First, Business and Economy… Structures of Class, Law, Race, Rights and the Places where Dreams are Powerful

This year’s reading group has parallel, but connected routes: one in which we travel First Class: featuring dreamy (but complicated) depictions and constructs of glamour/luxury, rest and leisure, and another in which we get down to basics with texts that cut directly into problematic European derived issues of inequality. We’re going to read imaginative worlds (Monstress, Pleasure Palace, Deluxe Dreams) as beacons to help motivate or guide or as a space of reflection; as spaces to help digest the histories that we have inherited. Then, we have a fast-as-the-speed-of-thought connection to make: More Brilliant than the Sun is Eshun Kodwo’s machine of Sonic Fictions: a book activating the work of composers, producers and DJs whose music “comes from the Outer Side…arrives from the future…[and] is characterised by an extreme indifference to the human.” Because “Human is a pointless and treacherous category” our focus here are the Futurhythmachines of “music’s internal emigrants”. Denise Ferreira da Silva’s book Unpayable Debt is not really the last leg of our journey, rather it’s a U-turn. We have to retrace our steps because we forgot a bunch of important stuff. It’s not the kind of stuff we need, in fact, it’s the stuff (CAPITALISMMMM aka the apparatus of Law and economics) that split us into normalised separate categories of (legal and illegal) travellers in the first place.

Jay Tan is an artist and educator who grew up watching a lot of TV in South London. They completed their MFA at the Piet Zwart Institute in 2010 and were a 2014/15 resident at the Rijksakademie. Based in Rotterdam, they make decorative sculptural and video installations heavy in domestic mechanics. This might mean dressing up model racing cars or bejewelling cavities.

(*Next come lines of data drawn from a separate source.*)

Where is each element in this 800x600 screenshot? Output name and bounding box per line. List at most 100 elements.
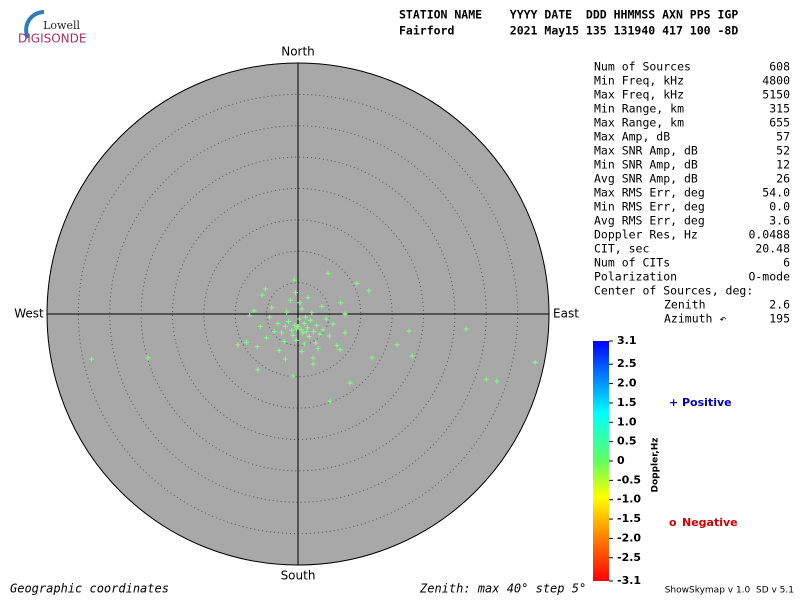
source-point (327, 398, 333, 404)
direction-label: East (553, 307, 579, 321)
colorbar-tick-label: 0.5 (617, 435, 637, 448)
source-point (330, 321, 336, 327)
stat-label: Min Range, km (594, 102, 684, 116)
source-point (314, 322, 320, 328)
source-point (306, 334, 312, 340)
colorbar-tick-label: -2.0 (617, 531, 641, 544)
source-point (255, 367, 261, 373)
source-point (282, 356, 288, 362)
colorbar-label: Doppler,Hz (651, 437, 661, 492)
source-point (311, 329, 317, 335)
legend-label: Positive (682, 396, 732, 409)
source-point (254, 344, 260, 350)
source-point (304, 325, 310, 331)
stat-value: 12 (776, 158, 790, 172)
source-point (292, 290, 298, 296)
stat-value: 3.6 (769, 214, 790, 228)
stat-value: 20.48 (755, 242, 790, 256)
direction-label: South (281, 569, 316, 583)
legend-symbol: + (669, 396, 678, 409)
stat-value: 2.6 (769, 298, 790, 312)
stat-value: 315 (769, 102, 790, 116)
colorbar-tick-label: -1.0 (617, 493, 641, 506)
source-point (337, 347, 343, 353)
source-point (304, 329, 310, 335)
stat-label: Doppler Res, Hz (594, 228, 698, 242)
source-point (310, 361, 316, 367)
footer-middle: Zenith: max 40° step 5° (419, 582, 586, 596)
source-point (317, 331, 323, 337)
source-point (259, 292, 265, 298)
stat-value: 57 (776, 130, 790, 144)
stat-value: 6 (783, 256, 790, 270)
source-point (299, 349, 305, 355)
source-point (325, 270, 331, 276)
direction-label: North (281, 45, 315, 59)
source-point (287, 297, 293, 303)
stat-label: Min RMS Err, deg (594, 200, 705, 214)
source-point (89, 356, 95, 362)
source-point (293, 337, 299, 343)
source-point (290, 373, 296, 379)
source-point (532, 359, 538, 365)
stat-label: Center of Sources, deg: (594, 284, 753, 298)
source-point (267, 314, 273, 320)
stat-label: Avg RMS Err, deg (594, 214, 705, 228)
stat-value: 52 (776, 144, 790, 158)
stat-label: Max RMS Err, deg (594, 186, 705, 200)
stat-label: CIT, sec (594, 242, 649, 256)
source-point (342, 311, 348, 317)
source-point (315, 346, 321, 352)
source-point (297, 300, 303, 306)
source-point (338, 300, 344, 306)
colorbar-tick-label: -2.5 (617, 551, 641, 564)
source-point (309, 310, 315, 316)
stat-value: 54.0 (762, 186, 790, 200)
stat-label: Max SNR Amp, dB (594, 144, 698, 158)
source-point (347, 380, 353, 386)
source-point (305, 295, 311, 301)
source-point (247, 312, 253, 318)
source-point (286, 319, 292, 325)
stat-value: 5150 (762, 88, 790, 102)
source-point (275, 320, 281, 326)
stat-label: Azimuth ↶ (664, 312, 726, 326)
source-point (244, 339, 250, 345)
colorbar-tick-label: -1.5 (617, 512, 641, 525)
source-point (326, 333, 332, 339)
source-point (281, 339, 287, 345)
source-point (483, 376, 489, 382)
source-point (320, 327, 326, 333)
colorbar-tick-label: 2.0 (617, 377, 637, 390)
source-point (463, 326, 469, 332)
source-point (264, 335, 270, 341)
colorbar-tick-label: 0 (617, 454, 625, 467)
colorbar-tick-label: 1.0 (617, 415, 637, 428)
header-line: Fairford 2021 May15 135 131940 417 100 -… (399, 24, 738, 38)
source-point (251, 308, 257, 314)
logo-swoosh (24, 10, 45, 39)
source-point (295, 324, 301, 330)
source-point (308, 317, 314, 323)
source-point (334, 342, 340, 348)
logo-top: Lowell (43, 19, 80, 32)
source-point (294, 326, 300, 332)
source-point (257, 324, 263, 330)
source-point (310, 355, 316, 361)
source-point (298, 327, 304, 333)
source-point (494, 378, 500, 384)
source-point (292, 322, 298, 328)
source-point (269, 305, 275, 311)
footer-left: Geographic coordinates (10, 582, 169, 596)
stat-label: Max Freq, kHz (594, 88, 684, 102)
source-point (276, 347, 282, 353)
source-point (289, 327, 295, 333)
legend-symbol: o (669, 516, 677, 529)
colorbar-tick-label: 1.5 (617, 396, 637, 409)
source-point (342, 330, 348, 336)
source-point (284, 309, 290, 315)
source-point (354, 280, 360, 286)
source-point (323, 316, 329, 322)
source-point (290, 332, 296, 338)
stat-label: Num of Sources (594, 60, 691, 74)
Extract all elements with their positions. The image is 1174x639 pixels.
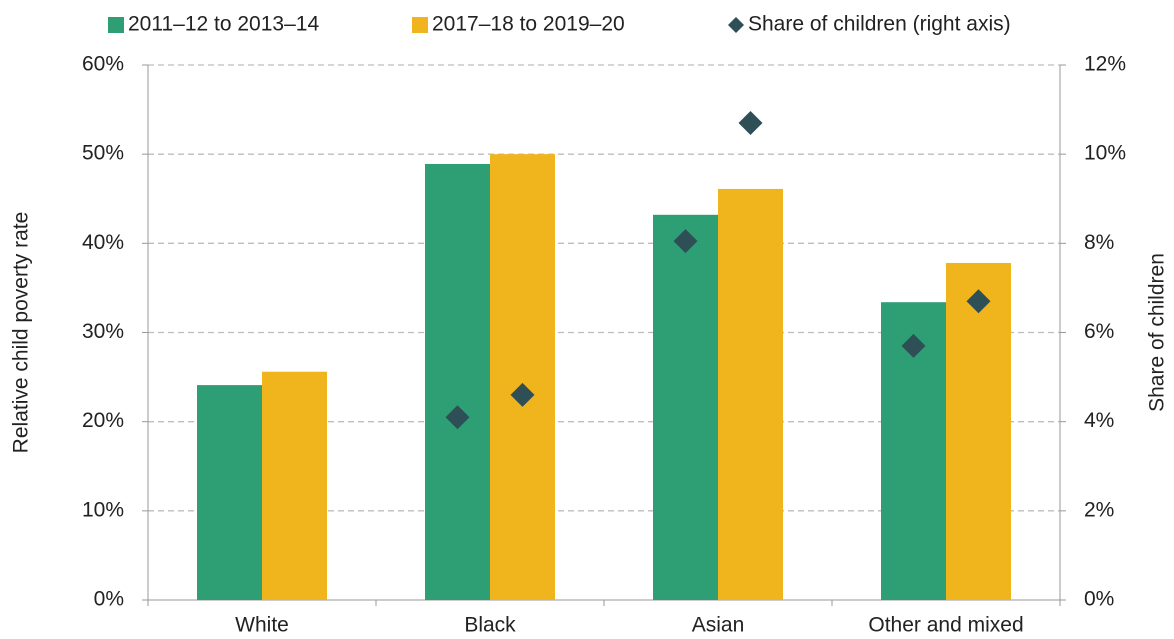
y2-tick-label: 4% bbox=[1084, 409, 1114, 432]
bar bbox=[425, 163, 490, 600]
y2-tick-label: 0% bbox=[1084, 588, 1114, 611]
y-tick-label: 50% bbox=[82, 142, 124, 165]
x-tick-label: White bbox=[235, 614, 289, 637]
bar bbox=[718, 188, 783, 601]
y-tick-label: 40% bbox=[82, 231, 124, 254]
y-tick-label: 10% bbox=[82, 498, 124, 521]
y2-tick-label: 6% bbox=[1084, 320, 1114, 343]
legend-marker bbox=[728, 17, 744, 33]
y-tick-label: 0% bbox=[94, 588, 124, 611]
y-axis-title: Relative child poverty rate bbox=[10, 212, 33, 454]
y-tick-label: 60% bbox=[82, 53, 124, 76]
legend-label: 2017–18 to 2019–20 bbox=[432, 13, 625, 36]
bar bbox=[946, 262, 1011, 600]
marker bbox=[673, 229, 698, 254]
x-tick-label: Asian bbox=[692, 614, 745, 637]
y2-tick-label: 12% bbox=[1084, 53, 1126, 76]
marker bbox=[738, 110, 763, 135]
legend-swatch bbox=[108, 17, 124, 33]
y-tick-label: 20% bbox=[82, 409, 124, 432]
legend-label: Share of children (right axis) bbox=[748, 13, 1011, 36]
bar bbox=[490, 154, 555, 600]
x-tick-label: Black bbox=[464, 614, 516, 637]
bar bbox=[653, 214, 718, 601]
marker bbox=[510, 382, 535, 407]
y2-axis-title: Share of children bbox=[1146, 253, 1169, 412]
y2-tick-label: 8% bbox=[1084, 231, 1114, 254]
x-tick-label: Other and mixed bbox=[868, 614, 1023, 637]
bar bbox=[262, 371, 327, 600]
marker bbox=[445, 405, 470, 430]
legend-label: 2011–12 to 2013–14 bbox=[128, 13, 319, 36]
marker bbox=[901, 333, 926, 358]
marker bbox=[966, 289, 991, 314]
legend-swatch bbox=[412, 17, 428, 33]
y-tick-label: 30% bbox=[82, 320, 124, 343]
bar bbox=[197, 385, 262, 600]
y2-tick-label: 2% bbox=[1084, 498, 1114, 521]
y2-tick-label: 10% bbox=[1084, 142, 1126, 165]
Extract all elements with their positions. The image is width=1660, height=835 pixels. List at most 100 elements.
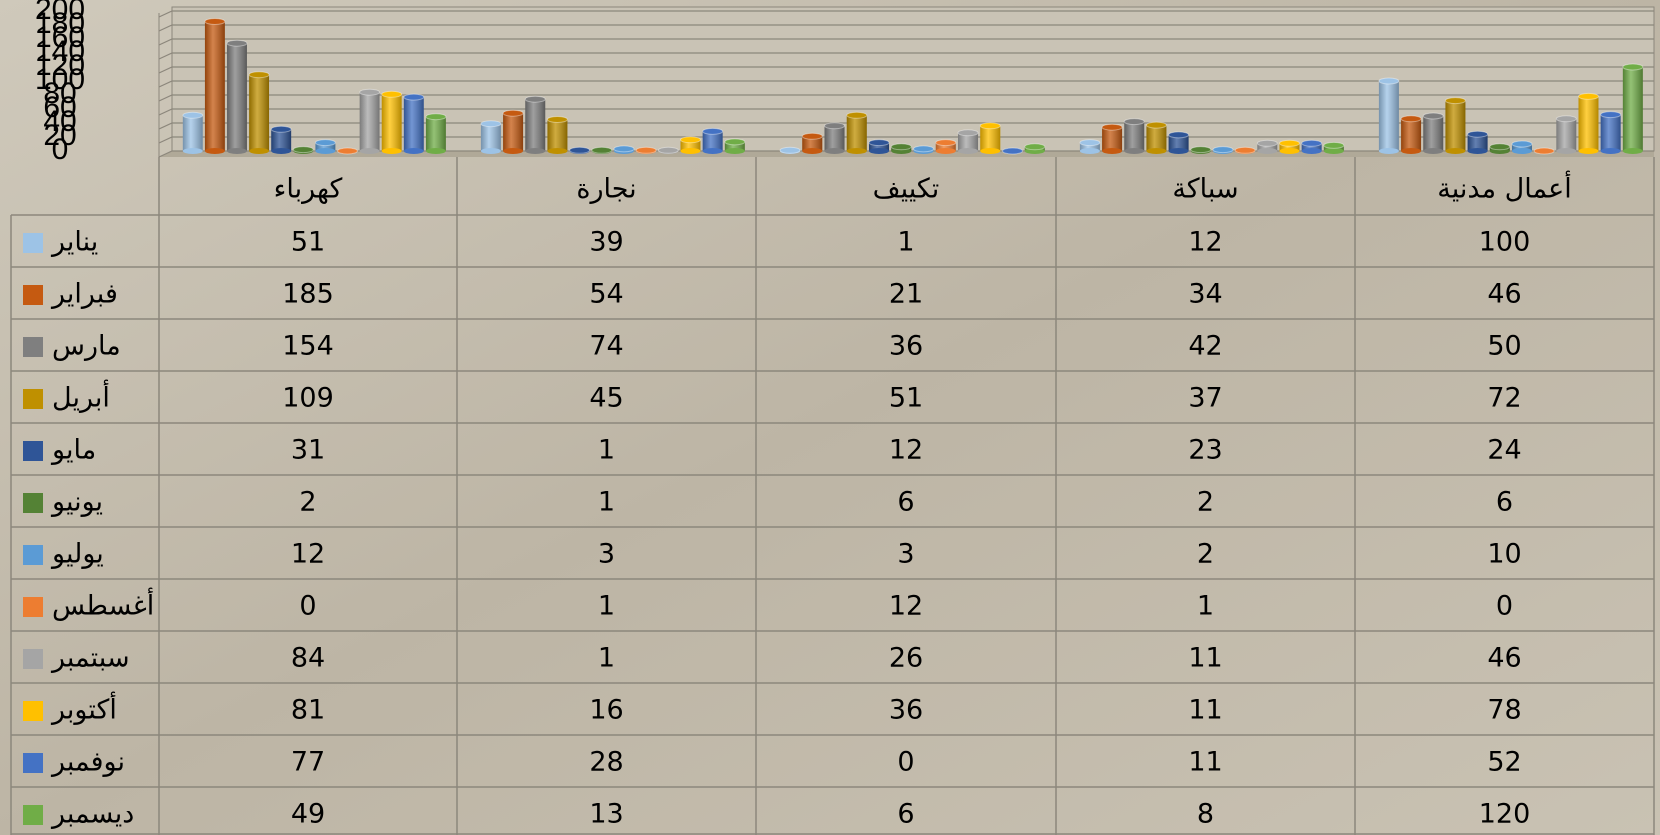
value-cell: 3 — [598, 539, 615, 570]
bar-cap — [979, 122, 1001, 130]
bar-shade — [182, 115, 203, 151]
bar-shade — [680, 139, 701, 151]
bar-cap — [1578, 92, 1599, 100]
value-cell: 1 — [598, 643, 615, 674]
y-tick-label: 120 — [35, 49, 85, 82]
value-cell: 109 — [282, 383, 334, 414]
value-cell: 46 — [1487, 279, 1521, 310]
bar-shade — [1445, 100, 1466, 151]
bar-cap — [846, 111, 868, 119]
bar-shade — [480, 123, 501, 151]
bar-base — [1079, 148, 1100, 154]
value-cell: 77 — [291, 747, 325, 778]
legend-label: فبراير — [50, 279, 118, 310]
bar-cap — [204, 18, 226, 25]
bar-cap — [359, 88, 381, 96]
bar-cap — [1323, 141, 1345, 149]
bar-cap — [635, 146, 657, 154]
bar-base — [315, 148, 336, 154]
bar-cap — [1101, 123, 1123, 131]
legend-swatch — [23, 493, 43, 513]
bar-base — [1622, 148, 1643, 154]
value-cell: 31 — [291, 435, 325, 466]
value-cell: 23 — [1188, 435, 1222, 466]
bar-cap — [314, 139, 336, 147]
bar-base — [1146, 148, 1167, 154]
bar-shade — [1168, 134, 1189, 151]
bar-base — [381, 148, 402, 154]
bar-cap — [1123, 118, 1145, 126]
bar-base — [227, 148, 247, 154]
bar-cap — [381, 90, 403, 98]
value-cell: 6 — [897, 487, 914, 518]
value-cell: 26 — [889, 643, 923, 674]
bar-cap — [801, 132, 823, 140]
bar-base — [1323, 148, 1344, 154]
bar-base — [503, 148, 524, 154]
grid-line — [158, 10, 1654, 18]
bar-base — [869, 148, 890, 154]
bar-base — [846, 148, 867, 154]
bar-shade — [503, 113, 524, 151]
bar-shade — [1467, 134, 1488, 151]
bar-base — [1279, 148, 1300, 154]
bar-base — [1024, 148, 1045, 154]
bar-base — [1168, 148, 1189, 154]
value-cell: 185 — [282, 279, 334, 310]
bar-base — [680, 148, 701, 154]
value-cell: 12 — [1188, 227, 1222, 258]
bar-cap — [1234, 146, 1256, 154]
bar-shade — [869, 142, 890, 151]
bar-shade — [1556, 118, 1577, 151]
value-cell: 45 — [589, 383, 623, 414]
legend-swatch — [23, 701, 43, 721]
bar-shade — [824, 125, 845, 151]
bar-base — [1556, 148, 1577, 154]
bar-shade — [1124, 121, 1145, 151]
value-cell: 74 — [589, 331, 623, 362]
bar-cap — [1422, 112, 1444, 120]
value-cell: 12 — [291, 539, 325, 570]
bar-shade — [1279, 143, 1300, 151]
value-cell: 1 — [598, 487, 615, 518]
bar-shade — [802, 136, 823, 151]
bar-cap — [1145, 121, 1167, 129]
bar-base — [182, 148, 203, 154]
bar-shade — [724, 141, 745, 151]
bar-shade — [359, 92, 380, 151]
legend-swatch — [23, 753, 43, 773]
legend-swatch — [23, 597, 43, 617]
value-cell: 13 — [589, 799, 623, 830]
legend-label: أبريل — [52, 379, 110, 414]
legend-label: مارس — [52, 331, 121, 362]
bar-base — [1257, 148, 1278, 154]
value-cell: 2 — [1197, 487, 1214, 518]
category-label: كهرباء — [274, 174, 343, 205]
bar-shade — [935, 142, 956, 151]
y-tick-label: 80 — [43, 77, 76, 110]
bar-cap — [546, 116, 568, 123]
bar-cap — [226, 39, 248, 47]
y-tick-label: 60 — [43, 91, 76, 124]
bar-cap — [591, 146, 613, 154]
bar-base — [980, 148, 1001, 154]
legend-label: يوليو — [50, 539, 104, 570]
bar-cap — [1555, 115, 1577, 123]
bar-cap — [1622, 63, 1644, 71]
bar-base — [824, 148, 845, 154]
bar-base — [425, 148, 446, 154]
bar-base — [204, 148, 225, 154]
bar-shade — [702, 131, 723, 151]
value-cell: 2 — [1197, 539, 1214, 570]
value-cell: 84 — [291, 643, 325, 674]
value-cell: 42 — [1188, 331, 1222, 362]
bar-cap — [613, 145, 635, 153]
value-cell: 6 — [897, 799, 914, 830]
bar-cap — [868, 139, 890, 147]
bar-base — [480, 148, 501, 154]
legend-swatch — [23, 805, 43, 825]
legend-label: أكتوبر — [50, 691, 117, 726]
bar-cap — [890, 143, 912, 151]
bar-cap — [913, 145, 935, 153]
bar-cap — [1511, 140, 1533, 148]
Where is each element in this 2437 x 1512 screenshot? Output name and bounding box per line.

They teach in the Rietveld Academie Fine Arts Dept and the Masters of Artistic Research at KABK. They have shown work at the CACC Paris, Ujazdowski Castle, Centre for Contemporary Art, Warsaw, Ellen de Bruijne projects and Gallerie van Gelder, Amsterdam, Futura, Prague, Kunstverein, Amsterdam, Vleeshal, Middleburg, the CAC, Vilnius, Museum Boijmans Van Beuningen, Rotterdam, Hollybush Gardens London, Tent and Kunstinstituut Melly (Formerly Witte de With), Rotterdam and RongWrong, Amsterdam.